Bir Kurban bayramını daha idrak etmenin huzurunu yaşarken, yeni bir yıla daha girdik.
2007 yılı Türkiye’nin siyasî tarihi açısından önemli bir yıl olacak. Bu yıl seçim yılı olarak geçecek. -Önemli bir gelişme olmazsa-Mayıs’ta cumhurbaşkanlığı, Kasım ayında da genel seçimler yapılacak. Şimdilik ilk hedef cumhurbaşkanlığı seçimleri… Önümüzdeki 5 aylık sürede bütün hesaplar cumhurbaşkanlığı seçimine dönük olacak.
Son birkaç aydır Çankaya seçimleri için hayli senaryo üretildi. Dışarıdan yapılan antidemokratik girişimler ve tazyikler sonuçsuz kaldı. Sine-i millet ve erken seçim tartışmaları da yapıldığıyla kaldı. Çünkü, erken seçim yapılması şu an itibariyle imkânsız gözüküyor. Sine-i millete dönecek parti şu anda gözükmüyor.
Bu arada, “367” tartışmaları halen yapılıyor. Bir çok Anayasa hukukçusu bu tartışmanın tutmayacağı görüşünde. Ancak iktidar partisindeki milletvekillerinin kafası bu konuda hayli karışık gözüküyor.
AKP’li Ertuğrul Yalçınbayır, Yargıtay Onursal Cumhuriyet Başsavcısı Sabih Kanadoğlu’nun “Cumhurbaşkanlığı seçimlerinin ilk iki turunda Meclis üye tam sayısının en az üçte ikisi olan 367 milletvekilinin hazır bulunması gerektiği” yönündeki değerlendirmesinin, “hukukî, teknik ve üzerinde durulması gereken bir konu olduğunu” söylerken, tartışmalı anayasa maddelerinin değiştirilmesi gerektiği üzerinde duruyor.
Anlaşılan “367” meselesi daha tartışılacak gibi görünüyor. Yani, bu tartışma diğerleri gibi değil, bu hamur çok su götüreceğe benziyor.
Aslında, AKP ile CHP arasındaki cumhurbaşkanlığı seçimi tartışmaları da kabak tadı vermeye başladı. Milletin gündeminde hiç olmayan bir tartışma iki partinin birbirlerine karşı cevapları bayramda da devam etti.
* * *
İşte 2007 yılı bu tartışmalarla girdi. Tartışmalar Kurban Bayramında da devam etti. Hatta partilerin bayramlaşmalarında dahi bu konular tartışıldı.

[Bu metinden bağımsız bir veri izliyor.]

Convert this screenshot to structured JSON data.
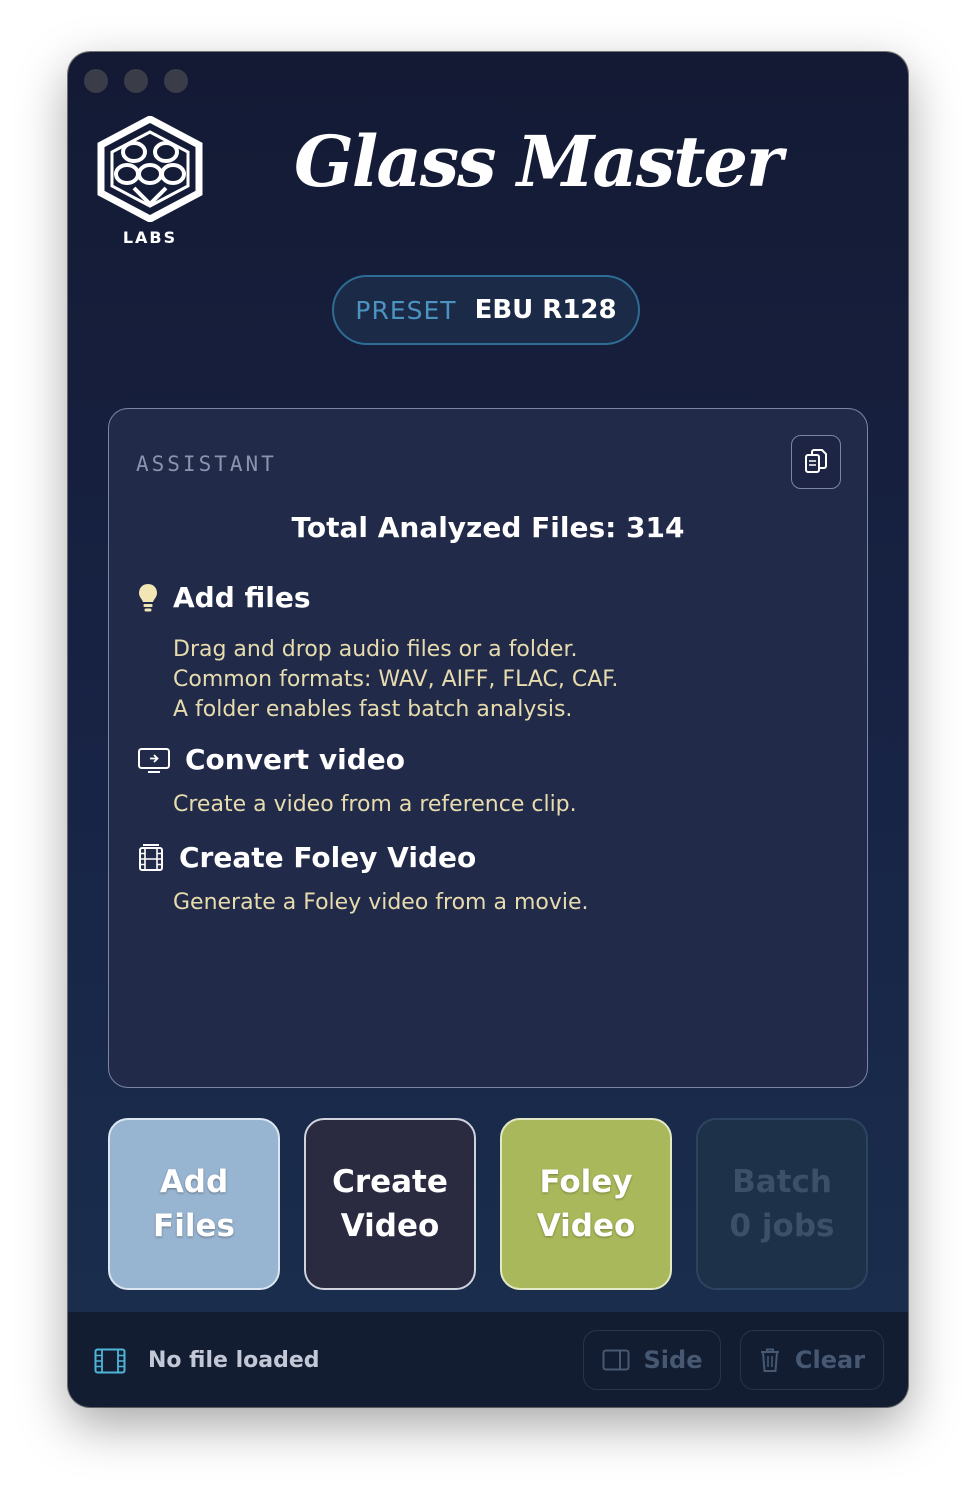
{
  "app": {
    "title": "Glass Master",
    "logo_text": "LABS"
  },
  "preset": {
    "label": "PRESET",
    "value": "EBU R128"
  },
  "assistant": {
    "label": "ASSISTANT",
    "total": "Total Analyzed Files: 314",
    "sections": [
      {
        "icon": "lightbulb-icon",
        "title": "Add files",
        "lines": [
          "Drag and drop audio files or a folder.",
          "Common formats: WAV, AIFF, FLAC, CAF.",
          "A folder enables fast batch analysis."
        ]
      },
      {
        "icon": "monitor-icon",
        "title": "Convert video",
        "lines": [
          "Create a video from a reference clip."
        ]
      },
      {
        "icon": "film-icon",
        "title": "Create Foley Video",
        "lines": [
          "Generate a Foley video from a movie."
        ]
      }
    ]
  },
  "actions": {
    "add_files": [
      "Add",
      "Files"
    ],
    "create_video": [
      "Create",
      "Video"
    ],
    "foley_video": [
      "Foley",
      "Video"
    ],
    "batch": [
      "Batch",
      "0 jobs"
    ]
  },
  "status": {
    "text": "No file loaded",
    "side_label": "Side",
    "clear_label": "Clear"
  },
  "colors": {
    "accent_blue": "#4d93c2",
    "tip_text": "#e7dcae",
    "add_files_bg": "#97b4d0",
    "foley_bg": "#a8b85a",
    "create_bg": "#2a2a40"
  }
}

Bayramlarda vatandaşlar arasındaki ziyaretler gibi, partiler arasındaki ziyaretler de bir gelenek haline geldi. Meydanlarda, özellikle de Meclis’te kimi zaman yumruklaşmalara ve küfürleşmeler kadar varan tartışmalar, bayram günlerinde yerini karşılıklı ziyaretlere bırakıyor. Parti yetkilileri her bayram diğer partilere giderek, diğer partinin yetkilileri ile bayramlaşıyorlar, ülkenin gündemini değerlendiriyorlar. Bu bayramda da bu gelenek sürdürüldü. Bu seneki ziyaretlerin konusu cumhurbaşkanlığı seçimi oldu.
CHP Genel Başkan Yardımcısı Cevdet Selvi’nin AKP’yi ziyaretinde söylediği “Tayyip Bey cumhurbaşkanlığına aday olacak mı?” sorusu, ziyaretlerinin içeriği hakkında ipuçları verdi. AKP’li Haluk İpek bu yönde verilmiş bir karar olmadığını söyledi söylemesine, ama CHP’li heyeti her zamanki gibi ikna edemedi.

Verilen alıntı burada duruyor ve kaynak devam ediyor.